No announcement yet.

ATI R600/700 OSS 3D Driver Reaches Gears Milestone

  • Filter
  • Time
  • Show
Clear All
new posts

  • Originally posted by Xheyther View Post
    Thank a lot for your answer you two. If I can continue to ask questions, I wonder why memcpy is that slow and copy from back to front buffer with the gpu is that fast...

    I guess this is due to kernel protection mechanism and difficulties to access the GPU memory from the CPU...
    The GPU is a specialized processor in that regards: it has its own instruction set, different from the CPU one. While the CPU has to copy single words (32, 64 bit words) to copy an entire memory area (like 1280x1024x32 = 41943040 bytes), the GPU has specialized instructions for this, copying (Bridgman: blitting?) bigger blocks for each clock cycle.

    Being another processor from the CPU, the GPU can do this in parallel, allowing the CPU to actually execute your programs, giving a quick answer to your mouse movements in Quake 3.


    • Yep. The CPU also has to go over the PCIE bus to access video memory, while for the GPU the video memory is directly connected.

      If most of the graphics operations were being performed by the CPU then we could make CPU operations go faster by mapping the video memory into the CPU address space differently (with CPU cacheing enabled), which would speed things up considerably -- but even then the CPU would still be a lot slower than the slowest modern GPU we make.

      These days we use the 3D engine for everything, so copying a buffer actually involves :

      - setting up a texture unit to point to the "back" buffer
      - setting up a render target to point to the "front" buffer
      - setting up a "pass-through" vertex shader and a "read a texel, write a pixel" fragment shader
      - disabling depth processing etc..
      - drawing a quad (aka rectangle) or two triangles on the 3D engine
      - flushing everything out to memory
      - setting everything up for the first drawing operation in the back buffer, usually a clear

      There used to be dedicated blitters on the chip, but these days the 3D engine outruns everything so we have been dropping the hardware from newer GPUs.

      By the way, the above sequence is also at the heart of GPGPU processing, except a texture unit points to each array of input data, the render target(s) point to the output arrays, and the fragment shader program does the actual computation for each element of the output array (aka pixel).
      Last edited by bridgman; 08-03-2009, 05:14 AM.


      • Thanks Bridgman, that's enlightening.


        • Originally posted by Kano View Post
          I have a script that can update Nvidia drivers just fine.

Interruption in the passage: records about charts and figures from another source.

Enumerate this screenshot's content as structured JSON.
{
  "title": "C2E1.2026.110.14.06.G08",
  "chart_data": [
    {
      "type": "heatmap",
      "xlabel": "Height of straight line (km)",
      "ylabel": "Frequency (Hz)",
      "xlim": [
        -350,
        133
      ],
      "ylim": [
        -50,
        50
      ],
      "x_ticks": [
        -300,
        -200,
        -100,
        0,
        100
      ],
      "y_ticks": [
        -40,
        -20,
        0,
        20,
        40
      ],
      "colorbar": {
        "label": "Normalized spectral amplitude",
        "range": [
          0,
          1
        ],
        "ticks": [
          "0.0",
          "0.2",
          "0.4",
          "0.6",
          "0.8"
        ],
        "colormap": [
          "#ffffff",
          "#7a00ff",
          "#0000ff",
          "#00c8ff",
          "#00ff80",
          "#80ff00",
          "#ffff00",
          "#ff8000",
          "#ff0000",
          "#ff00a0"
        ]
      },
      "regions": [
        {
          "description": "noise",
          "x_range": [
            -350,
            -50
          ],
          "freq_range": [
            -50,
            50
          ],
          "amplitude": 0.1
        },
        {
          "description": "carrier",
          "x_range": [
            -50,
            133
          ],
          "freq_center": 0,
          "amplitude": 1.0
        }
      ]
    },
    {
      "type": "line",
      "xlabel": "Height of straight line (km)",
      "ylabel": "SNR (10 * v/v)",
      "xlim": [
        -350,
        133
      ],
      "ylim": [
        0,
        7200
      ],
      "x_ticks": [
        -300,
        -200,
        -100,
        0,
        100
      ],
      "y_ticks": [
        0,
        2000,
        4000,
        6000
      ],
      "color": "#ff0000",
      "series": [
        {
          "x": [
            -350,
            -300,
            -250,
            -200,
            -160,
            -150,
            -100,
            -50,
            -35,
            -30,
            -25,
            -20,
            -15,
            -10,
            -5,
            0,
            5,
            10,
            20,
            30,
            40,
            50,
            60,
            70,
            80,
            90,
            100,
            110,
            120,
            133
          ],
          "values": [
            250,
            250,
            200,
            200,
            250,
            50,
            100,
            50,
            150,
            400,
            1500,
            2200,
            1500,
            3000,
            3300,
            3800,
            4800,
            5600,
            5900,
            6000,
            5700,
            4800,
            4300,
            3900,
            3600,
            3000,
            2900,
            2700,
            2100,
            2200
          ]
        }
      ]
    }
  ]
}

No big deal to do so and current drivers work for me. I could go back too with the script. What distro do you use?
          It's a little bit OT but, the script won't help if the driver is crap and don't show anything on the screen. Have had this last with the 185 driver from nvidia and some Quadro-cards. The install itself works fine. But that's useless if the driver won't work.


          • Thanks Loris & Bridgman.


            • @PuckPoltergeist

              When you use Kanotix you can boot with


              as extra boot option, then you land in text mode and can run the script with any option like -v3 (for 173.xx) or -vs (for special) drivers if the default does not work. Absolutely no problem to find a working driver even if a driver crashes.


              • Originally posted by Kano View Post
                Absolutely no problem to find a working driver even if a driver crashes.
                Hell, nVidia is great! SCNR


                • So how long will it take to change this 'memcpy'? Is this a simple task or will this take some time?


                  • 1500 fps with RadeonHD 3200

                    I am getting 1500 fps with the latest git radeonhd driver and mesa and 2.6.31 kernel on RadeonHD 3200 which is RV610.

                    Colors and all and no flickering. Yay

                    I tried to run Penumbra but got a shader compilation error )

                    Gotta love gentoo

                    Keep up the good work! I bought a standalone ATI video card and then 780G motherboard specifically because I got tired of binary blobs. And I will support ATI in the future.



                    • Originally posted by Boerkel View Post
                      So how long will it take to change this 'memcpy'? Is this a simple task or will this take some time?
                      It's not trivial if that's what you mean. It's entirely different than what was done in previous chips, then again, it's also similar to what's done in EXA for the same chips. Then again, implementation might be untrivial since it's not obviously a good idea to put the whole state setup for the 3D engine in the kernel. Sounds to me like a good old place of having a developer sit down (for quite some time) and think what's the best approach.